Le sol est recouvert de feuilles mortes oranges et craquantes, et les sapins verts qui nous entourent sont tellement haut que cette forêt doit forcément être millénaire. Le soleil commence à être bas dans l'horizon, et le temps se couvre. Tout sent l'humidité et la mousse, un mélange de vie sauvage et hostile et d'un piège douillet.

Immédiatement, quittant mon enveloppe de dragon aussi vite que je l'ai appelée, je me jette presque sur Yanos, le cœur battant comme un colibri hyperactif en danger.
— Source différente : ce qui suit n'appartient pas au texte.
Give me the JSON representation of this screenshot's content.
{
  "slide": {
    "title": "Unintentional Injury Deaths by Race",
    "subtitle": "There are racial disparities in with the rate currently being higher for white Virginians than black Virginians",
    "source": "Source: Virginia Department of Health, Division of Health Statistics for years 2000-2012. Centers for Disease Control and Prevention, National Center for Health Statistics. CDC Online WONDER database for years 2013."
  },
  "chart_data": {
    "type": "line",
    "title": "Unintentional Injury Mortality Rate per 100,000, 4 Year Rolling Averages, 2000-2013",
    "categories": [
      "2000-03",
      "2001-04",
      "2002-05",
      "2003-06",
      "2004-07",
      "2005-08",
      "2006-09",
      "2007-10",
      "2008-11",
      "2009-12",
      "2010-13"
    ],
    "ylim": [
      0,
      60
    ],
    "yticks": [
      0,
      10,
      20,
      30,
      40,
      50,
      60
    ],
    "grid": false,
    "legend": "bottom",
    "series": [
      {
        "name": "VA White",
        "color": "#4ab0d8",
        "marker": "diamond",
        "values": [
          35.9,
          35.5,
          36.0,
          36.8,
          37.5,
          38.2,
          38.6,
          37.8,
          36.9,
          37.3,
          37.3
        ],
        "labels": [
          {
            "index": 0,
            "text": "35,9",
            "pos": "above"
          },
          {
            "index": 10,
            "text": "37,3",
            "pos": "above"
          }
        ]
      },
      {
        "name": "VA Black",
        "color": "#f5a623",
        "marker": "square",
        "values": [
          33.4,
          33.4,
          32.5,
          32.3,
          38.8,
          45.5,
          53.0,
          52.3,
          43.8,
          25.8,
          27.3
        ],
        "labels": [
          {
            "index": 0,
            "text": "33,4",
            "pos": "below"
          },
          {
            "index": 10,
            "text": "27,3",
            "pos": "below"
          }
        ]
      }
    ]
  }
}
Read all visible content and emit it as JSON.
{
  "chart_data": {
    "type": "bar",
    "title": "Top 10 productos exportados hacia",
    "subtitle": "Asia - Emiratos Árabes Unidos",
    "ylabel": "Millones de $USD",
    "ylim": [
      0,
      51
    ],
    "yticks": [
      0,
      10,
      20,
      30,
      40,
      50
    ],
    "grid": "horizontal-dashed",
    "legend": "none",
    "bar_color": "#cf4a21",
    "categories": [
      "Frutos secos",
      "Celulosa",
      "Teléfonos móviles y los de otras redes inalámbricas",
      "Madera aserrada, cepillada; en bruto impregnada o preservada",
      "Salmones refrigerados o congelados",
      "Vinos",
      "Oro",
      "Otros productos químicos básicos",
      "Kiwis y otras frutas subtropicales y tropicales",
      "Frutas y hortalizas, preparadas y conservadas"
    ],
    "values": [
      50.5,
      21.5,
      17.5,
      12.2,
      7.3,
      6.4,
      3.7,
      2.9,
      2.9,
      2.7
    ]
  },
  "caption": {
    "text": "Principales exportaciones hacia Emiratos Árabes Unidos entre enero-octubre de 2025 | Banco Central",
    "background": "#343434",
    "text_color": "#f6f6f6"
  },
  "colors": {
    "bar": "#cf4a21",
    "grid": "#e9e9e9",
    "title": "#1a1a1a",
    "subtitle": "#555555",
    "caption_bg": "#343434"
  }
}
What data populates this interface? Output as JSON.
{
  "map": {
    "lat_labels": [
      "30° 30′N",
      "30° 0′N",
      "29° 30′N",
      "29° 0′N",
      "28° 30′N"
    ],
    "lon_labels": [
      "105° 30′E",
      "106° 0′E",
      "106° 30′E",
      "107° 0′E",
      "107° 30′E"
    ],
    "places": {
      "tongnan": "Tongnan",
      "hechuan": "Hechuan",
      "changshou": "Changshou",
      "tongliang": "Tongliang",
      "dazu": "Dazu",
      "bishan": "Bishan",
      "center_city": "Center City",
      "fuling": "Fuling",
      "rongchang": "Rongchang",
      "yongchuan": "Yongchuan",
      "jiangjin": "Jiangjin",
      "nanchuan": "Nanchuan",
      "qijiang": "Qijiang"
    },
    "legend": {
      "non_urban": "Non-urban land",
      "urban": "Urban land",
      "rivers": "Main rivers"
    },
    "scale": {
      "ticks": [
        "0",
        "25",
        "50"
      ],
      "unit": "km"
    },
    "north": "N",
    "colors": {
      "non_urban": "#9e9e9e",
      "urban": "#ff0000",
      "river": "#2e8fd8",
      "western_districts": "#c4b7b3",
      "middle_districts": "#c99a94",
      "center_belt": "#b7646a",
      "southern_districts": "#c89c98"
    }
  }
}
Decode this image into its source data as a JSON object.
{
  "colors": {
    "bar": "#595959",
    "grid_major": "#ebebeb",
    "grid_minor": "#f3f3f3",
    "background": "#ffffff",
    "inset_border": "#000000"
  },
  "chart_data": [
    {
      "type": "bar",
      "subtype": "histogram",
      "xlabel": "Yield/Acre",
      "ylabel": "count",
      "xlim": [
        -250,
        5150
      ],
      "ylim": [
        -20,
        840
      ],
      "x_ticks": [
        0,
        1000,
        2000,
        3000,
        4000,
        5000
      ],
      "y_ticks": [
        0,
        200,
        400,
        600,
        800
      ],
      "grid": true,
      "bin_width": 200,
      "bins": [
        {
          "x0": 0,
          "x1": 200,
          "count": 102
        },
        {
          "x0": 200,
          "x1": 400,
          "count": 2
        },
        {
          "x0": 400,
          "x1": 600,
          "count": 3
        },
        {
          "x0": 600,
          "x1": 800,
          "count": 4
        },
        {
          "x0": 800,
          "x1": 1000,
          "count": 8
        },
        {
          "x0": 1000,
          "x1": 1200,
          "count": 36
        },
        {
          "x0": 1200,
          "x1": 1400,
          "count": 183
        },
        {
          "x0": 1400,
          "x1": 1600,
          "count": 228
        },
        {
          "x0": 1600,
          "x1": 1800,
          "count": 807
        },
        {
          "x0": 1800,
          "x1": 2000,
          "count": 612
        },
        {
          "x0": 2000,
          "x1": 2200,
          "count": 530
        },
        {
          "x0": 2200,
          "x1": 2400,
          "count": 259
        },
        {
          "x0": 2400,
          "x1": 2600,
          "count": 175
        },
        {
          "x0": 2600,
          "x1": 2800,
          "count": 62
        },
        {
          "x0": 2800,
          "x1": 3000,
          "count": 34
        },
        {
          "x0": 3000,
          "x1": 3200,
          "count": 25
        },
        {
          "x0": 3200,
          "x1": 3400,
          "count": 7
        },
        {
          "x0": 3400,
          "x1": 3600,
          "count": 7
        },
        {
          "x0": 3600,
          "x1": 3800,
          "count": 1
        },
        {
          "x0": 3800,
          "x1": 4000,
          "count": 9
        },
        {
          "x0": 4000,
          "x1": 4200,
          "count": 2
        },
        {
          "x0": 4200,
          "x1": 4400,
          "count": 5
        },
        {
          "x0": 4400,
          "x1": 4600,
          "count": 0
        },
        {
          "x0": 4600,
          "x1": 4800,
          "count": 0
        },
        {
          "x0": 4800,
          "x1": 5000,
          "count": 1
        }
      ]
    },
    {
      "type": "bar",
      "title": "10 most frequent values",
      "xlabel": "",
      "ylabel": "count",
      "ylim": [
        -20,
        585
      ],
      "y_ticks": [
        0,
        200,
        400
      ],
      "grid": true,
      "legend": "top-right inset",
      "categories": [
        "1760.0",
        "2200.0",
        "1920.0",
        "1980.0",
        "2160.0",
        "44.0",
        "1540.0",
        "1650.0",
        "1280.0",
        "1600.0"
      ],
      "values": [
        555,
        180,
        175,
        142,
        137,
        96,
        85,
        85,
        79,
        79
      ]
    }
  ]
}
Mes doigts viennent se plaquer sur sa jugulaire, tandis que je refoule les larmes qui me piquent affreusement les yeux.

Boum. Boum. Boum.

Mon Dieu, si faible, son pouls est si faible ! Il se rythme à une cadence bien trop basse. Les mains tremblantes, je défais sa cape en le poussant sur le dos. Le bruit des sabots derrière moi s'intensifie, étant en avance par rapport à mes deux compagnons. J'entreprends de déboutonner sa chemise et de l'arracher de son torse, pour inspecter ce qui pourrait ressembler à une blessure.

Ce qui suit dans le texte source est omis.